Exoplanets with topsy-turvy orbits found around inconspicuous star

The planets of our solar system all orbit the Sun within a few degrees of a flat plane extending out from our star’s equator — its equatorial plane. That makes sense. Our solar system began as a shapeless, spinning cloud of gas and dust. Eventually, with a budding, rotating star forming at its core, the conservation of angular momentum caused this spinning cloud to flatten out into a disk. That rotating disk of material gave birth to all the planets of our solar system. So, overlooking the finer intricacies, it seems difficult to imagine the major planets orbiting our host star in any other way.

Surprisingly, however, the more we gaze toward other stars, the more we realize that our solar system is not the norm. For example, take the three planets orbiting HD 3167, an inconspicuous star some 150 light-years away in the constellation Pisces. According to a new study published Oct. 27 in Astronomy & Astrophysics, some of this system’s planets circle their host star in orbits almost perpendicular to the star’s equatorial plane. Although the scientists are still trying to understand how this wacky configuration arose, they suspect that the gravitational tug of a fourth, as-yet-undiscovered massive planet is to blame.

Following a planet’s shadow

All three known planets in this strange system could easily fit within the orbit of Mercury. The innermost planet is HD 3167b, a super-Earth about five times as massive and 1.7 times as wide as Earth. Rapidly moving in a tight orbit, HD 3167b circles its star in less than a day. The outermost planet, HD 3167c, takes about 30 days to orbit its host. HD 3176c is a mini-Neptune with a mass of about 10 Earths. Orbiting between these two worlds, with a period of about 8.5 days, is another mini-Neptune: HD 3167d.
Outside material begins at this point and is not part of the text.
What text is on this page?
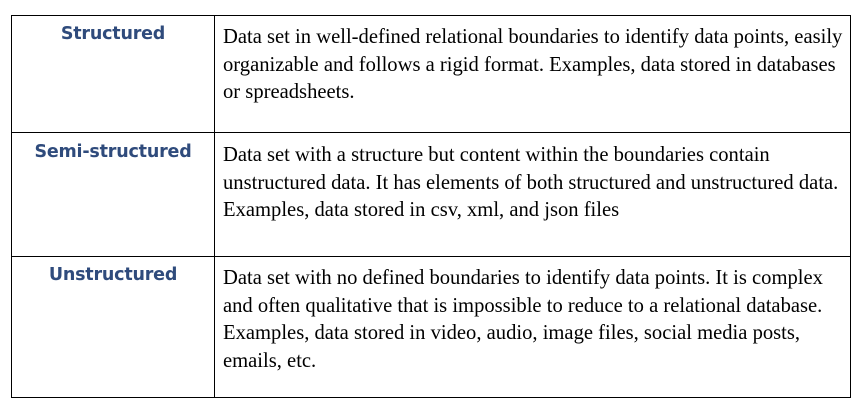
Structured	Data set in well-defined relational boundaries to identify data points, easily organizable and follows a rigid format. Examples, data stored in databases or spreadsheets.

Semi-structured	Data set with a structure but content within the boundaries contain unstructured data. It has elements of both structured and unstructured data. Examples, data stored in csv, xml, and json files

Unstructured	Data set with no defined boundaries to identify data points. It is complex and often qualitative that is impossible to reduce to a relational database. Examples, data stored in video, audio, image files, social media posts, emails, etc.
Both the inner planet (b) and the outer planet (c) transit their host star from our perspective, providing astronomers the data they need to calculate accurate sizes and masses. What’s more, these transits also allow researchers to determine the orientation of each planet’s orbit.

“A star is not a point source, it is a big object, and it rotates by itself,” explains Vincent Bourrier, a research and teaching fellow at the University of Geneva and lead author of the new study. The light coming from the side of the star that is moving towards us appears bluer, and the light coming from the side moving away from us appears redder. A planet gives away its orbital motion when it passes in front of the star’s surface, occulting (or blocking) parts of the star that move at different velocities.

In recent years, Bourrier and his colleagues in Geneva have improved their ability to tease out planetary orbits using this principle. And the extra effort paid off in 2019, when they found that HD 3176c orbits its host star’s pole, not in its equatorial plane. The middle planet (d) likely has a similarly inclined, highly misaligned polar orbit.

Now, the new paper has pushed this technique to its limits to determine the orbital motion of the innermost planet (b), which is to date the smallest planet to be studied in this way. The result was surprising: HD 3167b’s orbit is nearly perpendicular to that of HD 3167c.

Surprising planetary architectures

This is not the first time astronomers have measured the orientation of the orbits of several planets around the same star. For example, the orbits of two planets in the Kepler-56 system are both tilted by about 45° compared to their star’s equatorial plane. Likewise, the primary in the triple-star system K2-290A harbors two planets whose orbits are tilted by 124° compared to their star — and those planets actually move in the opposite direction of their star’s rotation.

Still, the HD 3167 system is so far unique. “I haven’t seen such a large mutual inclination actually measured in a system of two close-in planets before,” says Rebekah Dawson, an associate professor at Pennsylvania State University who was not involved in the new study.

What could cause planets in the same system to have such profoundly different orbits? The team suggests that another, more massive planet might be lurking in the outskirts of the system. If so, its gravity could have caused the misaligned orbits of the inner planets. On the other hand, the innermost planet has been so strongly coupled to the star that it has retained its initial alignment.

Dawson agrees that the proposed scenario is viable. However, she says, at this point the available information is not sufficient to make firm conclusions. It would help to know the HD 3167c’s eccentricity, which is a measure of how elliptical an orbit is. “In most [planet perturbation] cases, I would expect a high eccentricity,” says Dawson.

Bourrier and his colleagues are already busy further scrutinizing the system. Additional observations of the star’s light should further pin down the planets’ orbits, including their eccentricities, which are not yet known. Furthermore, the team will search for direct evidence of the putative fourth planet. “With direct imaging you can, if you are lucky, directly detect light coming from an object,” says Bourrier.

Regardless of the outcome, the more planetary systems we study, the more it is clear that our solar system had a very different — and perhaps much smoother — history than many others. But a continuing stream of unexpected discoveries, such as the HD 3167 system, will help astronomers take stock of all possible planetary formation scenarios, perhaps shedding more light on what makes our Sun and the planets around it so special along the way.